As The Local reports, there's no way of knowing exactly why the box was carried up high in the mountains, but it might have belonged to a farmer grazing cattle on a mountain plateau or a traveller crossing the mountains. It's not a stretch -- there's probably a trail mix on the market right now that features spelt, emmer, and barley. A good lunch is a good lunch, at any time in history.
(Excerpt) Read more at atlasobscura.com ...
The coal miners in Yorkshire called lunch “snap” from the sound their lunchboxes would make.
“””Big Mac would make it, too. /s”””””””””
In 1921 they made the first batch of Spam. Next week they will make the second batch.
did it have a fresh twinkies snack cake in it?
Heh, I was a kid, and a bit of an overly excitable and active kid, so my parents knew better than to give me coffee. (I hear parents give young kids coffee now...I don’t know if that is true, but my parents would let me have coffee or tea until I was a teenager.)
No, just filled with Campbells Chicken Noodle, Beef Barley, or Tomato soup!
In the Marines, we called them BCGs (Birth Control Glasses).I still have mine, but am happy to wear Oakleys these days.
Were the Twinkies still good?
I had a Detroit Tigers lunchbox during the late 60s. It came with a spinner "baseball game" and pieces. I had no interest in playing so the other kids used my lunchbox while I ate.
Hahahaha...one of the greatest days of my life was when my mother took me at the age of 16 (my dad had retired and we moved back to his hometown) to a nearby Army base to get a pair of wire-rimmed glasses! (I asked for them as a birthday present)
I was going to a new high school as a junior that fall, and she took pity on me. She even spent the money to get the stuff in them that made the lens dark when you went in the sun. It was pretty new technology at that time.
However, as I had done so many times before, I shattered one of the lens, and when they ground me a new lens, they didn’t put the right amount of the stuff in, so when I went out in the sun, one lens became very dark and the other one, not so much.
It made me look much like Dr. Strangelove!
When I went to the AAFEES Station in downtown Boston after enlisting in the Navy, they weren’t going to let me in with those glasses, but since I had enlisted in the Buddy System with my best friend, I didn’t want him to go on without me, and the doctor let me in.
Then, when I was in boot camp at Great Lakes, we were getting fitted for uniforms, and the rule was to sit silently with no talking. Of course, my buddy began talking to me, and when I snapped at him in a hoarse whisper “Shut up! We aren’t supposed to talk!” the sailor giving out uniforms saw me and said:
“YOU! SPOT DOG! GET UP HERE.”
I went to the front, he grabbed my new utility hat off my head, stuck the brim in my mouth and for the rest of that hour, I stood motionless at attention while the sailors handing out uniforms threw crumpled up paper, candy wrappers, you name it, into the hat. Boy, was I mad at my buddy that day!
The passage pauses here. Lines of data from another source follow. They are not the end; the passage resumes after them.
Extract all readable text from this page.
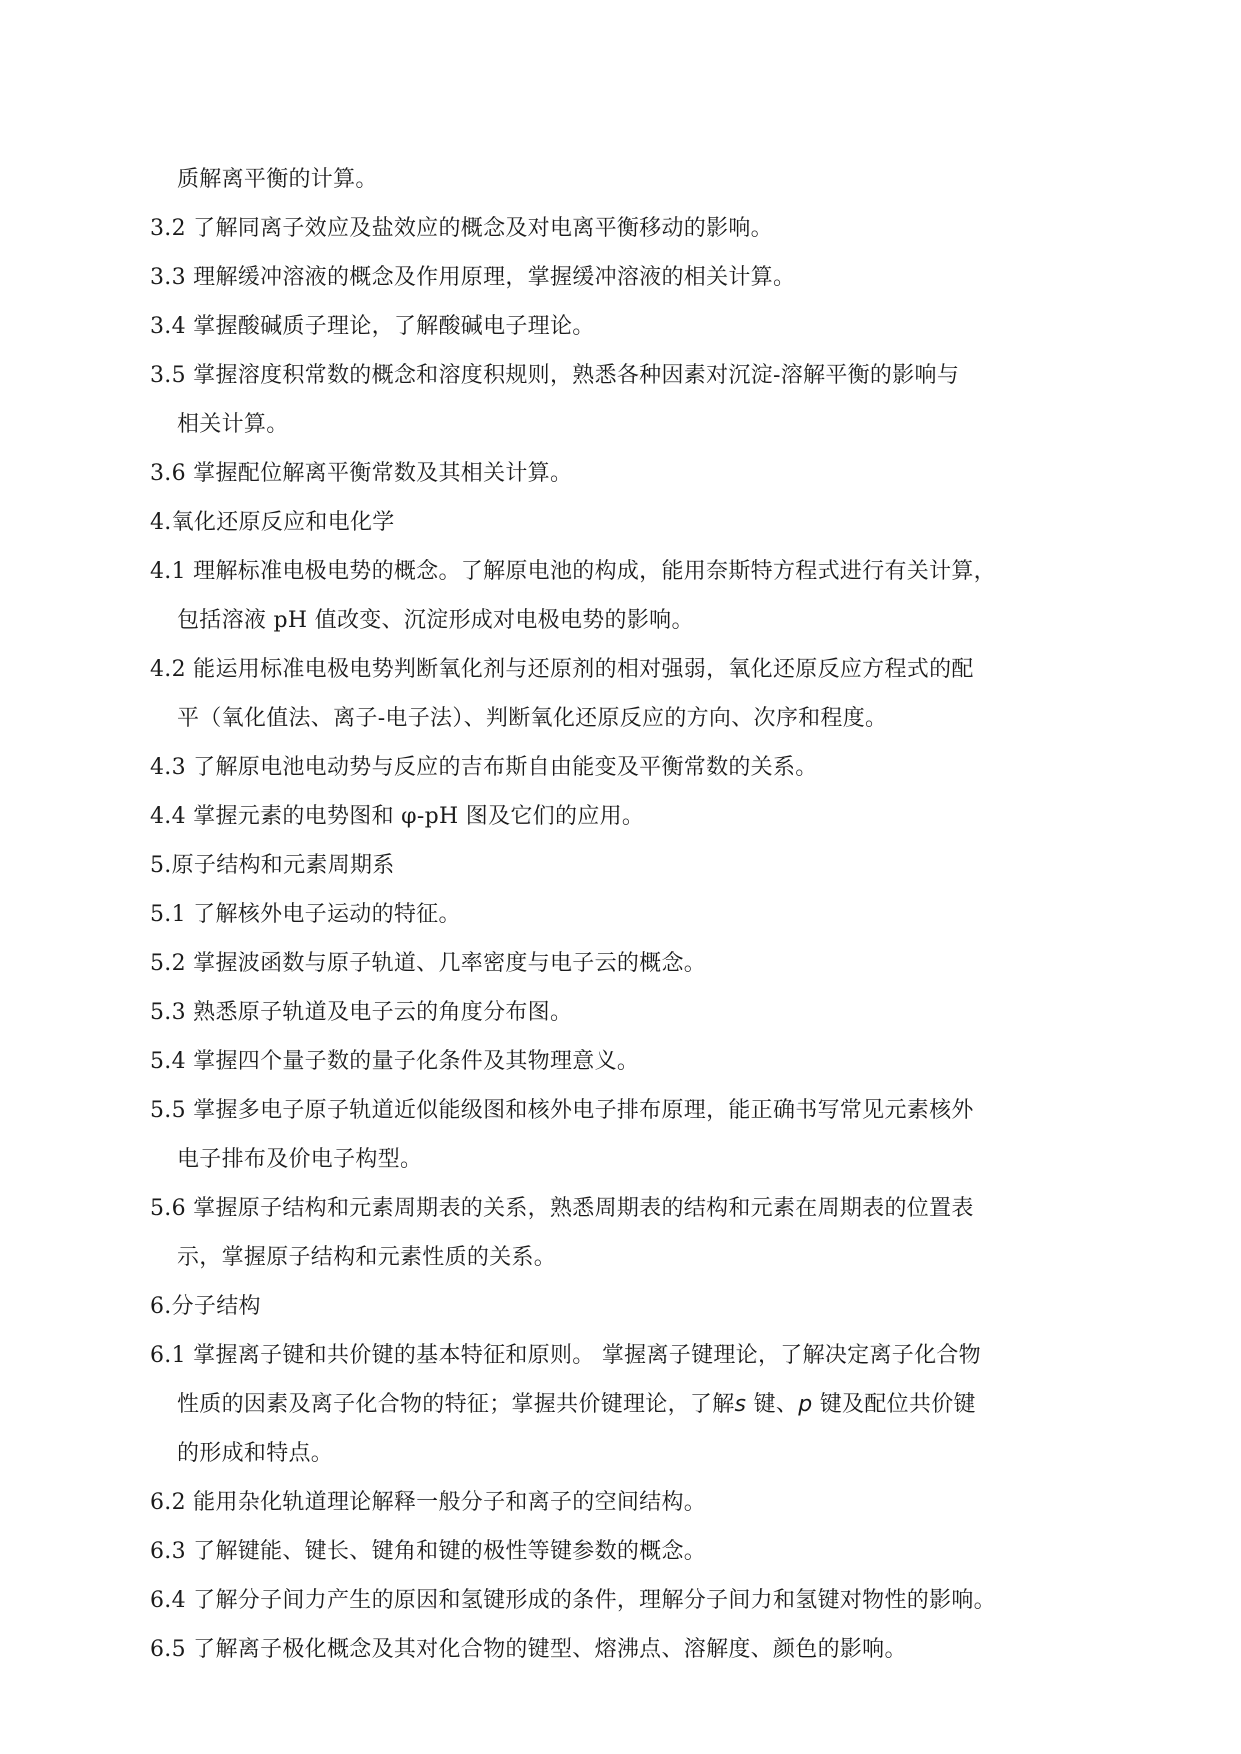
质解离平衡的计算。
3.2 了解同离子效应及盐效应的概念及对电离平衡移动的影响。
3.3 理解缓冲溶液的概念及作用原理，掌握缓冲溶液的相关计算。
3.4 掌握酸碱质子理论，了解酸碱电子理论。
3.5 掌握溶度积常数的概念和溶度积规则，熟悉各种因素对沉淀-溶解平衡的影响与
相关计算。
3.6 掌握配位解离平衡常数及其相关计算。
4.氧化还原反应和电化学
4.1 理解标准电极电势的概念。了解原电池的构成，能用奈斯特方程式进行有关计算，
包括溶液 pH 值改变、沉淀形成对电极电势的影响。
4.2 能运用标准电极电势判断氧化剂与还原剂的相对强弱，氧化还原反应方程式的配
平（氧化值法、离子-电子法）、判断氧化还原反应的方向、次序和程度。
4.3 了解原电池电动势与反应的吉布斯自由能变及平衡常数的关系。
4.4 掌握元素的电势图和 φ-pH 图及它们的应用。
5.原子结构和元素周期系
5.1 了解核外电子运动的特征。
5.2 掌握波函数与原子轨道、几率密度与电子云的概念。
5.3 熟悉原子轨道及电子云的角度分布图。
5.4 掌握四个量子数的量子化条件及其物理意义。
5.5 掌握多电子原子轨道近似能级图和核外电子排布原理，能正确书写常见元素核外
电子排布及价电子构型。
5.6 掌握原子结构和元素周期表的关系，熟悉周期表的结构和元素在周期表的位置表
示，掌握原子结构和元素性质的关系。
6.分子结构
6.1 掌握离子键和共价键的基本特征和原则。 掌握离子键理论，了解决定离子化合物
性质的因素及离子化合物的特征；掌握共价键理论，了解s 键、p 键及配位共价键
的形成和特点。
6.2 能用杂化轨道理论解释一般分子和离子的空间结构。
6.3 了解键能、键长、键角和键的极性等键参数的概念。
6.4 了解分子间力产生的原因和氢键形成的条件，理解分子间力和氢键对物性的影响。
6.5 了解离子极化概念及其对化合物的键型、熔沸点、溶解度、颜色的影响。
Soon after they took away my glasses and gave me the infamous BCD glasses...and that was that!
Scooby Doo or Josie and the pussycats?
CC
Wore them on the Rifle Range, but that was about it.
The owner of that lunch box worked in our school cafeteria.
Dang, I am envious. I had to wear mine, I was blind as a bat without them.
I had a bully who always picked on me when we were talking through the city streets to go to a park for PE. That was in 7th or 8th grade. One day I had had enough of it. I turned on him in a rage, surprised the hell out of him, took him down, and pummeled him. He cried like a baby. That was the end of the bullying for me. Fortunately, we didn’t have to move to Japan.
Good post
LOL! But I know exactly what you mean.
A kid a year older than me used to pick at me, flicking my ear, throwing things at me. One day, I got on the bus and he tripped me. I just boiled over and leaped on him, swinging wildly with both fists simultaneously.
Kid never bothered me after that...it was a lesson learned, for sure.
I figure that is a pretty common experience for a lot of guys. Of course, it must be different nowadays. You could get knifed or shot.
Sad.
“it was a lesson learned, for sure”
Yep!
“Someone’s lunch box, once.”
What did the note from mom say?
“Watch out for mammoths on the way home from school.”
Mammoth told him there’d be day like this.